By Miguel.GFZ

Semi-retired like Vito Corleone before the heart attack. Consiglieri to J.Kb and AWA. I lived in a Gun Control Paradise: It sucked and got people killed. I do believe that Freedom scares the political elites.

8 thoughts on “And so, it begins…”
  1. Why are they asking money of “normal” people? All their money in WA came from out of state billionaires. Ask THEM.

  2. That’s it.

    EVERY state needs to pass legislation limiting out of state funding for elections. It’s how they did it in Colorado, it’s how they did it in Washington, and we need to cut their financial balls off.

    This isn’t activism. This is getting away with sexual assault by paying off the judge.

    1. I think Colorado is the great example to the limitations of that.

      If they get away with this, it’s our fault for not letting the people know about the outside influence, and the flaws in the presented bills.

      I’m a 1st Amendment absolutist like that. Plus I’m working on making sure Bloomberg doesn’t wreck my home state of Maine as his minions have alluded to. Should the fact that I currently live in Massachusetts change this?

    1. Read that last night. Tweeted it for all the good that does. I’ll keep bringing it up to people in meat space.

      We’re kind of busy here in Texas right this minute trying to figure out how to make sure the OCTexas clowns don’t screw up our best chance in years to get actual open carry passed.

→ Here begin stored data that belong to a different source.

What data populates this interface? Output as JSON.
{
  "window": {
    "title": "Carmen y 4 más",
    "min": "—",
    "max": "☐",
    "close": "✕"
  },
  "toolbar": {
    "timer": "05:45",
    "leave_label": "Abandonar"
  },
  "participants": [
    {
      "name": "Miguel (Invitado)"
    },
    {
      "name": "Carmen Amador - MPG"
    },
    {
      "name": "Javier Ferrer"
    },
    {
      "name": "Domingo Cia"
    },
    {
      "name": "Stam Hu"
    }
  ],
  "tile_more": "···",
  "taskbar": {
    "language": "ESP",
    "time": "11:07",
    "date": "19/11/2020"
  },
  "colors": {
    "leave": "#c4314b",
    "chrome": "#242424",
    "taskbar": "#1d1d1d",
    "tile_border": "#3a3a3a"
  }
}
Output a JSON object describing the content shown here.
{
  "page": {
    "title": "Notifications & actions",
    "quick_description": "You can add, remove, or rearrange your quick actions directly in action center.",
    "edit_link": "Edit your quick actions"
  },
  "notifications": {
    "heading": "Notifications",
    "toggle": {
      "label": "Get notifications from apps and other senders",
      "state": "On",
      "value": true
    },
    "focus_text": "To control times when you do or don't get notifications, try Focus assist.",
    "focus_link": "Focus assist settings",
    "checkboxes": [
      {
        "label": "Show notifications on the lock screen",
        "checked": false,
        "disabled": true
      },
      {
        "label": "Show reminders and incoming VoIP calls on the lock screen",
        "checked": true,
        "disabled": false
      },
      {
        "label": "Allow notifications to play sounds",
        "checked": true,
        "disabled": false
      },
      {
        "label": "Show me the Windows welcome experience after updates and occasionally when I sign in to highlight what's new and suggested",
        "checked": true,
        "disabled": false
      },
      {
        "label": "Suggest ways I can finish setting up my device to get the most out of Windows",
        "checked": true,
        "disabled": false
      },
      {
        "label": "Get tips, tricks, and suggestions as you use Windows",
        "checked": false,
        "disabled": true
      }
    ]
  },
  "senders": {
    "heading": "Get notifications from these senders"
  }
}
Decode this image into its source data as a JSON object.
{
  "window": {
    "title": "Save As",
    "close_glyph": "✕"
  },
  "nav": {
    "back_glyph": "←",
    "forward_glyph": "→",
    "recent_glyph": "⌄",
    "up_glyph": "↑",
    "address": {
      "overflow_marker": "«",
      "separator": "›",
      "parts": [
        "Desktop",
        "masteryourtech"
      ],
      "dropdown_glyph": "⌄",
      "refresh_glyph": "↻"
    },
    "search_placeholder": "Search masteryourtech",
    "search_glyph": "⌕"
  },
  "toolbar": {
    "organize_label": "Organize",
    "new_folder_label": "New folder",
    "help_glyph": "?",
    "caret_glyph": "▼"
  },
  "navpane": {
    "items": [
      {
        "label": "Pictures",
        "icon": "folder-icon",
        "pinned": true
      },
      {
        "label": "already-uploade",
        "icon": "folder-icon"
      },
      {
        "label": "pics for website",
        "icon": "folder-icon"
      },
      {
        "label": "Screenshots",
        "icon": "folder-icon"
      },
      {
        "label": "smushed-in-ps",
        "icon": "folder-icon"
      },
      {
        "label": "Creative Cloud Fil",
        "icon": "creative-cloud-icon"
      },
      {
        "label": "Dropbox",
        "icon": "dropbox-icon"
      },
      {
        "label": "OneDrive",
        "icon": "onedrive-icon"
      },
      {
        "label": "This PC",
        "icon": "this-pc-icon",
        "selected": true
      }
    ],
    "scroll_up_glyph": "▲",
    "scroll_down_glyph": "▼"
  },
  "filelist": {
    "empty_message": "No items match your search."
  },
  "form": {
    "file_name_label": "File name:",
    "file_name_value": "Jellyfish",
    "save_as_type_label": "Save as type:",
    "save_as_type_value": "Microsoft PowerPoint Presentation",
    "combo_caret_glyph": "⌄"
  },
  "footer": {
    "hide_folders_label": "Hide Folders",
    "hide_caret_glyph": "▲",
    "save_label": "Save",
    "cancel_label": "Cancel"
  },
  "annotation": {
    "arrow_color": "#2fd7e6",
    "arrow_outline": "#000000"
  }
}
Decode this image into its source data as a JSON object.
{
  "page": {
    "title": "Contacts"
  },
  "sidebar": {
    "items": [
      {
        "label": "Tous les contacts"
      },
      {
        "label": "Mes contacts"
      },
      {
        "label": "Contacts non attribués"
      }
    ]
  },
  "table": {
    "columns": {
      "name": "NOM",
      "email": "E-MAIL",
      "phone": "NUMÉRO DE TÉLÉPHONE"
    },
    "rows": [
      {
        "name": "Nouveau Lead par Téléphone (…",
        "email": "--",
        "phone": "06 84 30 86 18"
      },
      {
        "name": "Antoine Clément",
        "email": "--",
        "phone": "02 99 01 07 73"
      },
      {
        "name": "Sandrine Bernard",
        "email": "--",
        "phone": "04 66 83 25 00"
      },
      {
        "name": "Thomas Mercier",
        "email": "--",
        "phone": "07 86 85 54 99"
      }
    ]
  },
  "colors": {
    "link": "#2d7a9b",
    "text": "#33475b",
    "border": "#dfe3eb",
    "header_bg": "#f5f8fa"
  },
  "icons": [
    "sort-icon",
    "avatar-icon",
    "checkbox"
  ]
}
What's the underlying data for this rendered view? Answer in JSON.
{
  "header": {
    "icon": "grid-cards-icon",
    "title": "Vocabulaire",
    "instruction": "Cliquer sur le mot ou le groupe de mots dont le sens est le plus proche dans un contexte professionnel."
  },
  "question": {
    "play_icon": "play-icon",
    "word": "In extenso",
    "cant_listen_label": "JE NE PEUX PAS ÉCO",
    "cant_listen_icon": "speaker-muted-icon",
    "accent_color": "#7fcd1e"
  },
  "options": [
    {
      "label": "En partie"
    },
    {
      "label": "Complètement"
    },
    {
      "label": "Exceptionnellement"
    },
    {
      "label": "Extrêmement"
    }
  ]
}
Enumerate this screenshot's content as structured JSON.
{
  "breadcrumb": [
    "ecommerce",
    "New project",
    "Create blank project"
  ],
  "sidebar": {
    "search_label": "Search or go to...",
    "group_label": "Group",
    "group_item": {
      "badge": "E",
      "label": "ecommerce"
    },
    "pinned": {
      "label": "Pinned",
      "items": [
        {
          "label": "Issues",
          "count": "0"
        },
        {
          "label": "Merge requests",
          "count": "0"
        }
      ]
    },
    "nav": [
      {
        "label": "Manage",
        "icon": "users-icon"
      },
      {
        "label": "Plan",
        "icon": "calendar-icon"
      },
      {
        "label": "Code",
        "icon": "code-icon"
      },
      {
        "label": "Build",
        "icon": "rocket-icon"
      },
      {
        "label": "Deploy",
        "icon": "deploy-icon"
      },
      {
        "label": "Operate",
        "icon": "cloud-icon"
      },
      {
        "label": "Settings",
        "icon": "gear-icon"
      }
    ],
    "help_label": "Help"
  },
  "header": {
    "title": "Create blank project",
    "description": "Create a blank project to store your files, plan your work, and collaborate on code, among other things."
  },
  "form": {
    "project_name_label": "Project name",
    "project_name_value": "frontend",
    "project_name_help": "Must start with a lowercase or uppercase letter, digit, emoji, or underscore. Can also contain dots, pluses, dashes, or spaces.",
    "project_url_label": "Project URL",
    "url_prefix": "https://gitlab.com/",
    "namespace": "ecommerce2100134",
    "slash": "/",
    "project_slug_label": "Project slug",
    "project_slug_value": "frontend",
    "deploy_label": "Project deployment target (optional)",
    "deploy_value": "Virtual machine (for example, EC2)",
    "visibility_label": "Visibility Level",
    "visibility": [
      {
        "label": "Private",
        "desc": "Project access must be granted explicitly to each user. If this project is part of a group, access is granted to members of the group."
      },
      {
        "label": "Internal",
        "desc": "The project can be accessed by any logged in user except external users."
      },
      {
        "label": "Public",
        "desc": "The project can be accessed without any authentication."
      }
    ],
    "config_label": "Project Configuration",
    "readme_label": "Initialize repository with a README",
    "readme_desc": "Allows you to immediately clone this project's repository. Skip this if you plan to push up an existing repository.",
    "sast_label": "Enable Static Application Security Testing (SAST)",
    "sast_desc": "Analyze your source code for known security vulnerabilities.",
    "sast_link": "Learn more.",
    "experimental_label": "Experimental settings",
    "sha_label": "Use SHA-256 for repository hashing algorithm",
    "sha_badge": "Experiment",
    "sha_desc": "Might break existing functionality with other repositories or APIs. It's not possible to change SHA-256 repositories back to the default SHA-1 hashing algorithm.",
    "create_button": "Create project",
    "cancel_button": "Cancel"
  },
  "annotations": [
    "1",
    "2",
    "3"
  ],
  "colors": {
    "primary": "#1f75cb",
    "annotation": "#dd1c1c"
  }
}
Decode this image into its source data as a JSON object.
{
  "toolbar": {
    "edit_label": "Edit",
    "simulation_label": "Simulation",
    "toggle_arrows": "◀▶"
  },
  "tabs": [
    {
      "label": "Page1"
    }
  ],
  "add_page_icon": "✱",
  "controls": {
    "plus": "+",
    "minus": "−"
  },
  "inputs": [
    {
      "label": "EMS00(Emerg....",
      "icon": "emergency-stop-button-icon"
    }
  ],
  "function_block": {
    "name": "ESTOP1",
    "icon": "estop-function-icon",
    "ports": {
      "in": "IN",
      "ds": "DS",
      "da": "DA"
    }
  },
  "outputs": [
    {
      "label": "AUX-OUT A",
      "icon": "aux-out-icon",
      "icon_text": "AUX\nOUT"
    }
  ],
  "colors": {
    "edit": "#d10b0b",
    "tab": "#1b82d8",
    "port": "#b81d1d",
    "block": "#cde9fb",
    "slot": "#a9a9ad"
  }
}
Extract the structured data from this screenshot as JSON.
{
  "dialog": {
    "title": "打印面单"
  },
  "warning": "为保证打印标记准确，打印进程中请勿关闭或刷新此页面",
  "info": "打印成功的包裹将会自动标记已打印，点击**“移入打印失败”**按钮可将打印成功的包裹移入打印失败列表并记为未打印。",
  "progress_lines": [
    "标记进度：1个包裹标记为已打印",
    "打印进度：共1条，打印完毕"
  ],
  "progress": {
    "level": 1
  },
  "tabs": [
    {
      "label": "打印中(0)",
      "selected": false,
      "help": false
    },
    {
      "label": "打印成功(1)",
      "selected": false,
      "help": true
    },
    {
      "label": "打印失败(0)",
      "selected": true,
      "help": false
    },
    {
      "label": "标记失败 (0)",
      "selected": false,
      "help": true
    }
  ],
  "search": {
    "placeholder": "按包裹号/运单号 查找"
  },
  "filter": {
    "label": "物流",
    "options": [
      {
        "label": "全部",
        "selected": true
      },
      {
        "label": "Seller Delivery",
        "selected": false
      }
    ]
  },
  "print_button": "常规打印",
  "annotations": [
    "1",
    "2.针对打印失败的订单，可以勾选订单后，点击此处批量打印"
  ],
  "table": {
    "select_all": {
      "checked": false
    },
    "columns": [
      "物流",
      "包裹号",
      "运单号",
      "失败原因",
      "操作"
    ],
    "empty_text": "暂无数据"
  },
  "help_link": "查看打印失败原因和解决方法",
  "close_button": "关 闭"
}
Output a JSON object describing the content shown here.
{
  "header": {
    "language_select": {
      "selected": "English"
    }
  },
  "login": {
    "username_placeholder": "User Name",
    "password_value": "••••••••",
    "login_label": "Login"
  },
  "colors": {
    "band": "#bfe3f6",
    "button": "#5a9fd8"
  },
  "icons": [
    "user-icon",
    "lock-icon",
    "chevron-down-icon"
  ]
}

  3. The counter ads should stress that Bloomberg is interfering with your state by spending oodles of money as an outsider. He is despised in most of America. We must brand these attempts as nanny-meddling.

    As an aside, I read (unverified) that Babylon 5 will not be released on Blu-Ray because WB messed up the CGI material and will not be able to use it and to reshoot it at high resolution is cost prohibitive. Maybe, Bloomberg is a sci-fi fan and could actually use his money for good and not evil.

    1. I think if Bloomberg had the option of spending 1 million dollars to save a burning orphanage filled with babies or spending 1 million dollars to kidnap six random infants and smash their heads open on the sidewalk, he would start drafting a Craig’s List ad for a kidnapper.